A marketing psychology study may say that the thought processes involved in ethical purchasing are too rare for it to become mainstream, but the growth in Fairtrade products and sales over the last 20 years speaks for itself. One in three bananas sold in the UK is Fairtrade. All the major UK supermarkets – including the discounters - stock own-label Fairtrade products such as tea, coffee, sugar and chocolate. Some of the world's biggest brands are Fairtrade, including Cadbury Dairy Milk, Nestlé Kit-Kat and Starbucks espresso-based drinks.
Last year, after 20 years of double-digit growth, estimated UK retail sales of Fairtrade products dipped by 3.7% to £1.67 billion. As part of the mainstream, it was perhaps no surprise that Fairtrade sales were affected by price deflation in the grocery sector. But there has been no “loosening” of Fairtrade Standards, which remain as robust as they have always been. We are, however, committed to increasing the volumes farmers can sell on Fairtrade terms, and one of the ways we are achieving this is by offering businesses an additional way of working with Fairtrade, through Fairtrade Sourcing Programs.

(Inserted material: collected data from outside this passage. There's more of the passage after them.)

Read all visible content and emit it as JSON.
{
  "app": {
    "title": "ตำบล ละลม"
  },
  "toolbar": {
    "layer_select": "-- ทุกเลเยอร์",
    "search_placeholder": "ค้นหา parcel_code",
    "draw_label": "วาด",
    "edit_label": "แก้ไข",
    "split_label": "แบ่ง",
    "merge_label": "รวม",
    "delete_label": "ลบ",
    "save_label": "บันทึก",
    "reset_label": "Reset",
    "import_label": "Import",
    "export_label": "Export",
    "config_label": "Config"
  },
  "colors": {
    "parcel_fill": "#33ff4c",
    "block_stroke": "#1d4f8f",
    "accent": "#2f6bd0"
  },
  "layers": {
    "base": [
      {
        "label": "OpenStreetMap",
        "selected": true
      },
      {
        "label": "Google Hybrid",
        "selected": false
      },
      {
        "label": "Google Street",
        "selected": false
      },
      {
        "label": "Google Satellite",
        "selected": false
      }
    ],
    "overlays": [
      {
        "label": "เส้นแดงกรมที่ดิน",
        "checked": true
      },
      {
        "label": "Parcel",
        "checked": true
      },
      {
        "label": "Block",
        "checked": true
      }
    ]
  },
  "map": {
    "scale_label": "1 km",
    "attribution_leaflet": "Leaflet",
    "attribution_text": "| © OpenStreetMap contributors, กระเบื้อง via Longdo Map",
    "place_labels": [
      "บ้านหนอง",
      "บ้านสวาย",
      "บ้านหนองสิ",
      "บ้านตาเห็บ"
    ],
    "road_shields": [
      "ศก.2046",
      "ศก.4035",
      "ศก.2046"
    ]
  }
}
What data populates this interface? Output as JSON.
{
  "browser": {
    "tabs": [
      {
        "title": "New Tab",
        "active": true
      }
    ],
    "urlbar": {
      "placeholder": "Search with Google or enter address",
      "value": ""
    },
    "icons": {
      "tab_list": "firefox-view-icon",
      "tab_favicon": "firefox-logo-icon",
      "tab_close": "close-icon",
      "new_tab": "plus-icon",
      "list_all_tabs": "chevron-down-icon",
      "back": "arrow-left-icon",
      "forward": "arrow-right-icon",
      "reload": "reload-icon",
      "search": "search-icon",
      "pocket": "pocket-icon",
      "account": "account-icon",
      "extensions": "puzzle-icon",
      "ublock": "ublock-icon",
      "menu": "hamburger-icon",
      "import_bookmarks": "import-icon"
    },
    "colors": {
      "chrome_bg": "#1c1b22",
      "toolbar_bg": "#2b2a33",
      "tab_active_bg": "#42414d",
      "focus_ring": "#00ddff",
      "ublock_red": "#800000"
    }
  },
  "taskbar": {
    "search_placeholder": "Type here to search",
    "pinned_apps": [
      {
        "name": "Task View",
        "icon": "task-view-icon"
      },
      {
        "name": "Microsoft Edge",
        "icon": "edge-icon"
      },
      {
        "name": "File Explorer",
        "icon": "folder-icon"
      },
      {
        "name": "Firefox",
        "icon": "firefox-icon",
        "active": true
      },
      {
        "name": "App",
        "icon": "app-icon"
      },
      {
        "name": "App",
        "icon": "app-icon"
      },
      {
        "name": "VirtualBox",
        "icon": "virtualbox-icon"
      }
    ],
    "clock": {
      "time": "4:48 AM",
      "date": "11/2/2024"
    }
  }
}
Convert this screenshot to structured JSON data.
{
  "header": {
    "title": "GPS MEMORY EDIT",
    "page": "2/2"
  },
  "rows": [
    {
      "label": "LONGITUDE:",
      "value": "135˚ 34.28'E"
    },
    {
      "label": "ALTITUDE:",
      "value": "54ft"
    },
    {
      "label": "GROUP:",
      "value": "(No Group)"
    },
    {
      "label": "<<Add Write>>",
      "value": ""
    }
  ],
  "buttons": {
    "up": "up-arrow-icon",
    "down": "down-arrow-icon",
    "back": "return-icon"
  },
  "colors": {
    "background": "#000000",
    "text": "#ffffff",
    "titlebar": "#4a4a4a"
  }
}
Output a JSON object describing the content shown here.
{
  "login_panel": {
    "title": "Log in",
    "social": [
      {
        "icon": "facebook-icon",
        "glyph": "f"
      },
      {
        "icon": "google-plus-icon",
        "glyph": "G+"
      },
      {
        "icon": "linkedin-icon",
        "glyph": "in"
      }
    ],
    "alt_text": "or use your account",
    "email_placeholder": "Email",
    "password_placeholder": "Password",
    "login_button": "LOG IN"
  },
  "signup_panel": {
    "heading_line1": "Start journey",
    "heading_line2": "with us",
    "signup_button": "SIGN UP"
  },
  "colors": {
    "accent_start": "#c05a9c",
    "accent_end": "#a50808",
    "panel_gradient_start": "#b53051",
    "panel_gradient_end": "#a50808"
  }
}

These enable businesses to commit to sourcing a certain amount of cocoa, sugar or cotton on Fairtrade terms.
As well as certifying products with the FAIRTRADE Mark, so that consumers can make ethical purchasing choices, Fairtrade collaborates with businesses, NGOs, donors and others on a wide range of programmes and initiatives that will enable farmers and workers to become more sustainable, from establishing Living Wage benchmarks to climate change adaptation, and supporting the participation of women. Fairtrade is making a difference, but there is much more to do to make all trade fair. To achieve this, we need to encourage more consumers to purchase Fairtrade products, and more businesses to source on Fairtrade terms – not suggest that Fairtrade cannot work because it does not solve goals that it does not claim.